When things break, people will always ask why and in a continuously delivered system, people have to understand that the "break things" in "move fast and break things" applies.

The answer to the question is an obvious one: 100% QA, unit, or regression coverage is a myth. We endeavor for a high degree of test coverage - we cover the things that are likely to break, and as we discover things, we expand coverage. Software is unpredictable, we cover what we can. In any fast moving system, things will break, and the measure of your maturity is the speed in which you react. The fact that you can deliver software that doesn't break is always a testament to the coverage you have.

The responsibility is shared by everyone involved, but blaming is useless. Understanding how to react is important, so know how to react in the confines of your system. Ensure test coverage is very good over critical aspects of the system, ensure your core functionality doesn't break and never "break the till".

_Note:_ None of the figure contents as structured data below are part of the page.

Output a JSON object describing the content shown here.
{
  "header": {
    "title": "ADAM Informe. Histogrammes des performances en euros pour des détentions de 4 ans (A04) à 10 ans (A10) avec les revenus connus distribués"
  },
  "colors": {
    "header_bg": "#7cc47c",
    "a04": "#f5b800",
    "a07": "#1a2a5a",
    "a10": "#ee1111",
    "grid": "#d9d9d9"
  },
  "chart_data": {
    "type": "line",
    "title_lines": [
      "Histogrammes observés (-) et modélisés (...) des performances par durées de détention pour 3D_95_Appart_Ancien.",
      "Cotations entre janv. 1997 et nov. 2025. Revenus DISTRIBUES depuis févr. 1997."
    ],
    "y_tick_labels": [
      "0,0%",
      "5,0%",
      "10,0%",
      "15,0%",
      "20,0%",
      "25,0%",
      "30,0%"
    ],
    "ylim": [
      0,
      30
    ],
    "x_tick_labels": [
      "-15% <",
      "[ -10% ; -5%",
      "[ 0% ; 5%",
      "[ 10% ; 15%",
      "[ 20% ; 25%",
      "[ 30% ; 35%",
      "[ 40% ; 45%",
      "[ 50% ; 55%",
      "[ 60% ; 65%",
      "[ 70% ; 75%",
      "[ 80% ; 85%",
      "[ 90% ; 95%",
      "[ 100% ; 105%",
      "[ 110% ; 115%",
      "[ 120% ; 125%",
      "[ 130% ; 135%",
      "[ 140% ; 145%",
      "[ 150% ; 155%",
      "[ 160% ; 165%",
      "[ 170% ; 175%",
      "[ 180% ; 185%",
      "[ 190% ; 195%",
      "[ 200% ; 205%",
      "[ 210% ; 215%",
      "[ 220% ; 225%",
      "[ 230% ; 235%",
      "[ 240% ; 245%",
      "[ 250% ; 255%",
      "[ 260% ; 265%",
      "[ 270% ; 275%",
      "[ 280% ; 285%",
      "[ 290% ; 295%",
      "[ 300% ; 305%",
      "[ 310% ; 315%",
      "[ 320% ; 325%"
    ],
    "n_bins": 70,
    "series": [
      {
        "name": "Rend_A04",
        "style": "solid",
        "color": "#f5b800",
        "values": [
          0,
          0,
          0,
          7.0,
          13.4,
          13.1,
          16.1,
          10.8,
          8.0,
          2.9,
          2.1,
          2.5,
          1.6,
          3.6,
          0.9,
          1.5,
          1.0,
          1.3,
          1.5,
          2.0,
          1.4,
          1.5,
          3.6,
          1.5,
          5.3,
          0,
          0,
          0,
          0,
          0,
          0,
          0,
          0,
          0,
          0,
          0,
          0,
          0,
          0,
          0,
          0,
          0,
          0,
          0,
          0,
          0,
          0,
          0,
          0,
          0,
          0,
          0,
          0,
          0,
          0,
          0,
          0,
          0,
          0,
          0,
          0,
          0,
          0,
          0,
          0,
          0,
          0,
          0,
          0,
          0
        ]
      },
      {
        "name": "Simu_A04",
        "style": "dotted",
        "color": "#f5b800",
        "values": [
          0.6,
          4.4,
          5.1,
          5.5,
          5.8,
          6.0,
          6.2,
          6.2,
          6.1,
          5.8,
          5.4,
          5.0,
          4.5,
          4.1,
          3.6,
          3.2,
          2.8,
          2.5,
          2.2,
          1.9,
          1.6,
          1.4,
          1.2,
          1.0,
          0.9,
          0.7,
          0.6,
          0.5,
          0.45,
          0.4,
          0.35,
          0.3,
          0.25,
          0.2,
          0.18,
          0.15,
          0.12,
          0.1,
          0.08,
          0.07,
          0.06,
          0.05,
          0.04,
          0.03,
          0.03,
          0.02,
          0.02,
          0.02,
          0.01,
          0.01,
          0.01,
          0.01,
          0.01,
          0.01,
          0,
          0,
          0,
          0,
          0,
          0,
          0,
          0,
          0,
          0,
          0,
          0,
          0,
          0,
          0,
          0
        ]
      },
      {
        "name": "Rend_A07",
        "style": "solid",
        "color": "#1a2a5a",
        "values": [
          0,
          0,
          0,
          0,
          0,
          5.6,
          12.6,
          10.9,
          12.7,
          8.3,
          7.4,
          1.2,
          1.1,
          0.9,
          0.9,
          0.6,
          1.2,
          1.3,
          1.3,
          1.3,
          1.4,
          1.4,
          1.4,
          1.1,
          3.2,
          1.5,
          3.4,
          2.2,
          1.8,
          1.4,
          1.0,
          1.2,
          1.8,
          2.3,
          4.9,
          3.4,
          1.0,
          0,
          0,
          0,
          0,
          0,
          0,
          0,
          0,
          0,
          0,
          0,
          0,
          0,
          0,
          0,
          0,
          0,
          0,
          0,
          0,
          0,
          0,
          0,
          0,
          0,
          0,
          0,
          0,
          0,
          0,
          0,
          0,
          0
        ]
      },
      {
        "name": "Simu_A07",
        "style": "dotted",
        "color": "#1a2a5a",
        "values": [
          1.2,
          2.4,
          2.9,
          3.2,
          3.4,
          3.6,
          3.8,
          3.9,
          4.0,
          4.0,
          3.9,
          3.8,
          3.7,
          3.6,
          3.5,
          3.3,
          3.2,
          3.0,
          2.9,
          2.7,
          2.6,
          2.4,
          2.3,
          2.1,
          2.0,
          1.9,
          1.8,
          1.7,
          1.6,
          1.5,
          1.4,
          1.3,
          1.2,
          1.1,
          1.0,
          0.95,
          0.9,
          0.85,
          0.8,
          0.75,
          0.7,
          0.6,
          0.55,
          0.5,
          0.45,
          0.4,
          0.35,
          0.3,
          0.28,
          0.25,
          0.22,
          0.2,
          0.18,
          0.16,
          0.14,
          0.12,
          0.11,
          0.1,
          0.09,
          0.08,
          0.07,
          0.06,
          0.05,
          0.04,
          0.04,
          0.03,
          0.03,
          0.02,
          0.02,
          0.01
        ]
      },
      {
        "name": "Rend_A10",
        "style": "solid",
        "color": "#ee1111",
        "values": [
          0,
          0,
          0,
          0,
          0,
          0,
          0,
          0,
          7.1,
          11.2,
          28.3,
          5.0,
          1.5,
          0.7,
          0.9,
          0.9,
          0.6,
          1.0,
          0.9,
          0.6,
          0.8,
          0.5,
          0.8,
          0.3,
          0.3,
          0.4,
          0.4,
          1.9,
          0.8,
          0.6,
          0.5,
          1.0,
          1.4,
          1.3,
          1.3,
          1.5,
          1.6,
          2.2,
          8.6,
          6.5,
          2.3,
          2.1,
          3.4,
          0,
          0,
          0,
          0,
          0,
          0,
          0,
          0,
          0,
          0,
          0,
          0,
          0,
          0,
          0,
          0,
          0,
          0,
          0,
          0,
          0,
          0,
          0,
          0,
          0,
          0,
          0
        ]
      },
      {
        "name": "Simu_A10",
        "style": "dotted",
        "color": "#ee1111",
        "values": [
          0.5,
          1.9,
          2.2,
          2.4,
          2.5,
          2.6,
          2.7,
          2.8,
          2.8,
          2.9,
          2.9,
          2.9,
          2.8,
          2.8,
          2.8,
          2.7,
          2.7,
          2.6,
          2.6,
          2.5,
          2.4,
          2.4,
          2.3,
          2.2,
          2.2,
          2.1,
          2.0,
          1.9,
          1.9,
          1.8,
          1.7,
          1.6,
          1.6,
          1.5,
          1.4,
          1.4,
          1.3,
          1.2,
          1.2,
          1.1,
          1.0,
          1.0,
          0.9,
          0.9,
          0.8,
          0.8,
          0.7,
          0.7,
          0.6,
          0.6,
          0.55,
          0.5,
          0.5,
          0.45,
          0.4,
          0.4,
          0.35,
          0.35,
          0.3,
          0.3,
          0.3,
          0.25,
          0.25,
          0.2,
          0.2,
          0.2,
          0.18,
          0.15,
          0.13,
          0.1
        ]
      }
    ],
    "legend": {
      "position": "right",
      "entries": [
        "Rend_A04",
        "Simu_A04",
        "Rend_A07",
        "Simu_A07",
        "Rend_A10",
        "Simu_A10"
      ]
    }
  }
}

Software isn't perfect, things break, we fix them and continue. This is the life of continuously delivered software. The reason it's powerful is that it allows us to change without friction. Don't panic. If you panic about small breakages, you absolutely cannot have big new features in a reasonable timescale and cost.

The more mature your test suite is, the more test driven your code is, all contributes to lowering this risk. If you play right, and test drive from the start, you can reduce the likelihood of hitting errors, without full stack coverage, you'll never be able to predict all the possible outcomes because, in the end, you're still maintaining software.